4.2. Construção do Conhecimento
Figura 2. Construção do conhecimento. Fonte: Dados da pesquisa
Na tentativa de promover uma estratégia que ultrapassasse os moldes tradicionais e
promovesse uma aprendizagem mais dinâmica, os alunos foram instigados a aprofundar
seus conhecimentos dentro de uma temática delimitada. Para tanto, comprometeram-se
em fazer o melhor, ainda que a confiança no valor da produção do conhecimento fosse
menor, uma vez que havia se deslocado o foco do professor e todos se revestiram do
papel de pesquisadores.
Na avaliação dos alunos, essa proposta trouxe uma melhor fixação do conteúdo,
posto que instigou um aprofundamento dos estudos. Novamente a dialogicidade
moraniana ajuda na compreensão dessa realidade, pois se observam antagonismos na
questão da credibilidade, mas que, longe de produzir desorganização, confere uma
espécie de satisfação pela possibilidade de compartilhar com os professores a
responsabilidade na produção e no compartilhamento do saber.
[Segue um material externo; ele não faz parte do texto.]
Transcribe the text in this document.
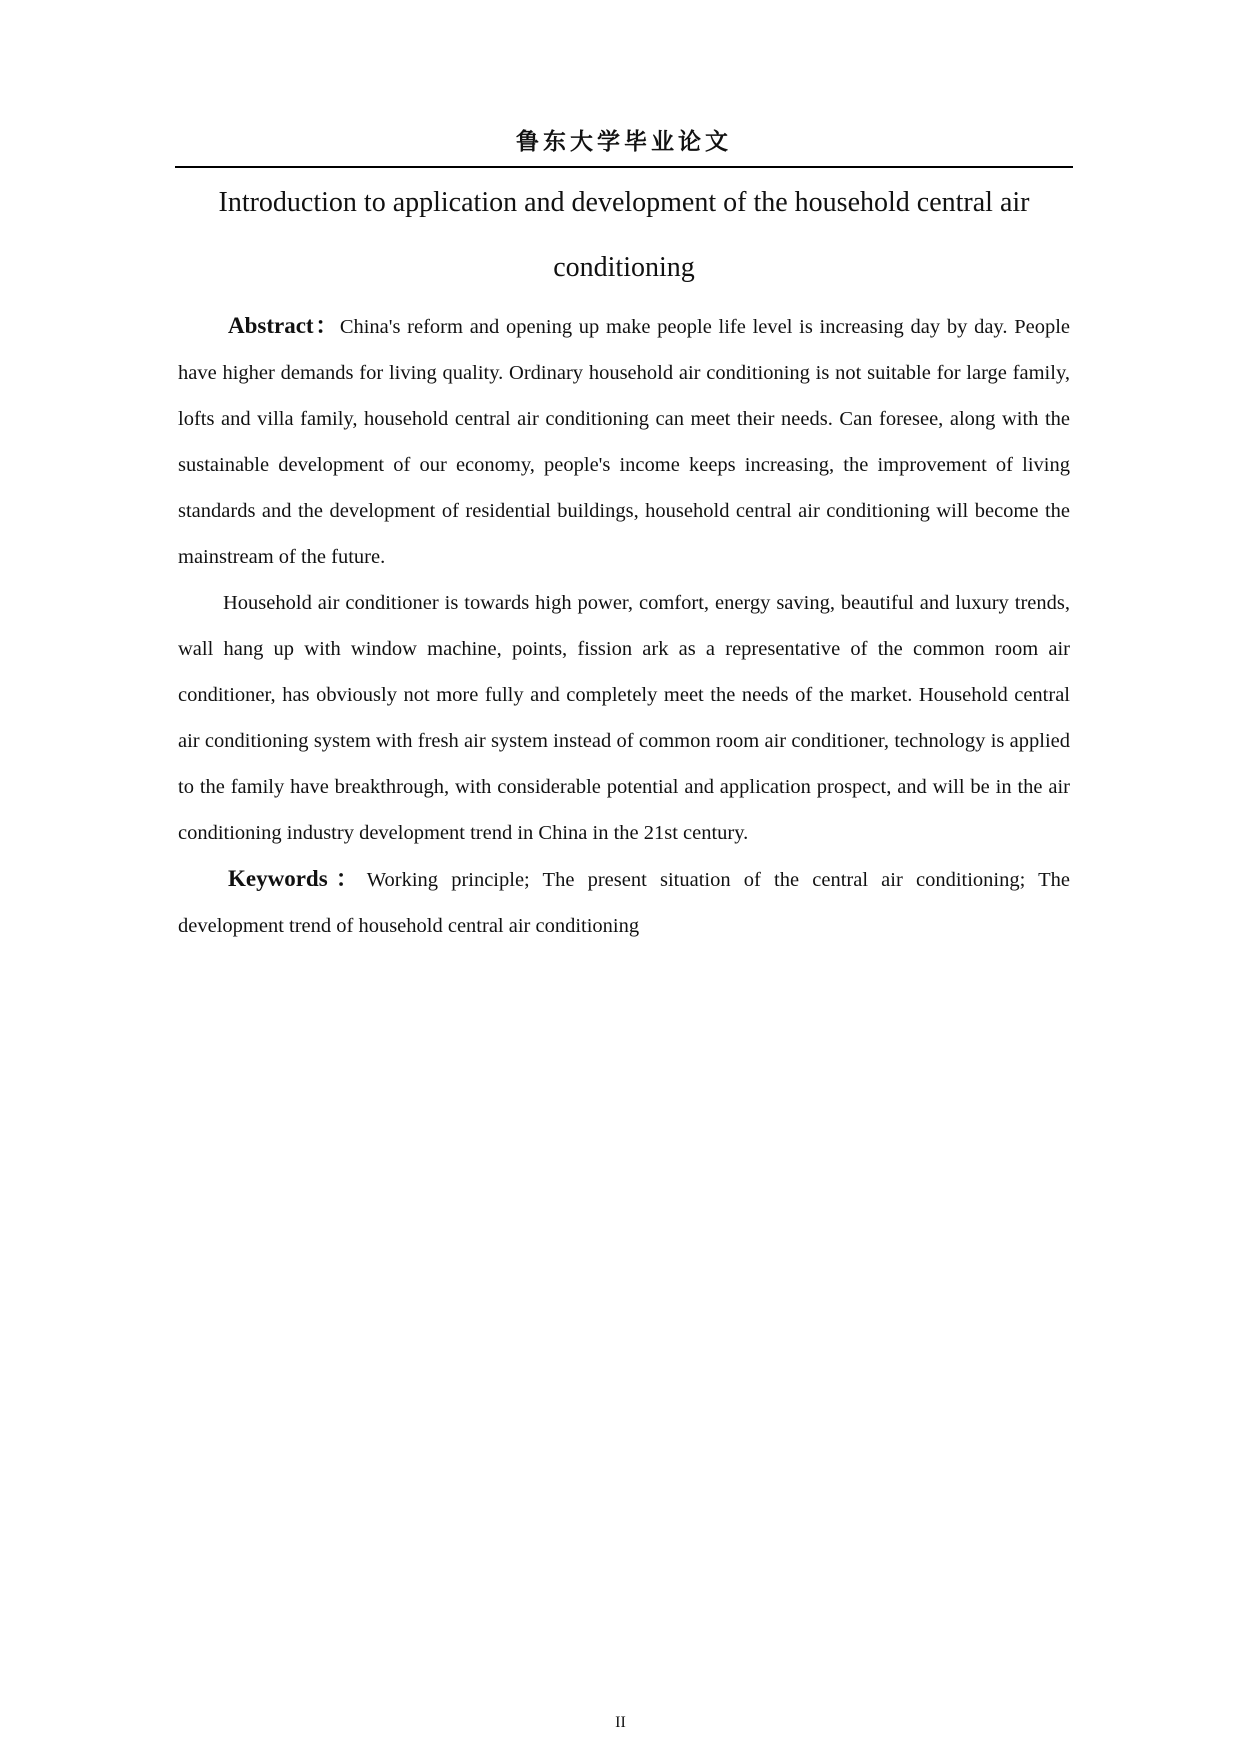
鲁东大学毕业论文
Introduction to application and development of the household central air conditioning

Abstract：China's reform and opening up make people life level is increasing day by day. People have higher demands for living quality. Ordinary household air conditioning is not suitable for large family, lofts and villa family, household central air conditioning can meet their needs. Can foresee, along with the sustainable development of our economy, people's income keeps increasing, the improvement of living standards and the development of residential buildings, household central air conditioning will become the mainstream of the future.

Household air conditioner is towards high power, comfort, energy saving, beautiful and luxury trends, wall hang up with window machine, points, fission ark as a representative of the common room air conditioner, has obviously not more fully and completely meet the needs of the market. Household central air conditioning system with fresh air system instead of common room air conditioner, technology is applied to the family have breakthrough, with considerable potential and application prospect, and will be in the air conditioning industry development trend in China in the 21st century.

Keywords：Working principle; The present situation of the central air conditioning; The development trend of household central air conditioning

II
Em cada encontro de orientação, os alunos percebem a necessidade de mais
organização do tempo acadêmico. Movidos pela responsabilidade de aprofundar a
temática, conforme haviam sido orientados, os grupos relatavam os malabarismos que
estavam fazendo para conseguir fontes de pesquisa, desenvolver esquemas de
sistematização e organização dos dados, bem como para a montagem do material a ser
socializado durante a apresentação. A experiência e vivência dessa realidade ainda
sensibilizou os alunos quanto à importância de comunicar os resultados de um trabalho
de maneira a ser compreendido pelos interlocutores. Além de aprender o conteúdo ainda
experimentaram a preocupação em se fazerem compreender. Nesta categoria, conforme
figura 2, constituída por elementos diversificados, importa considerar o significado da
experiência para os alunos, enaltecendo o que Morin(2003) assinala como sendo um dos
desafios da academia: evitar o amontoado ou o acúmulo de saberes e promover uma
educação que permita aos seus atores a re-ligação de saberes que façam sentido e
produzam respostas aos desafios que o cotidiano apresenta, ou seja, saberes pertinentes.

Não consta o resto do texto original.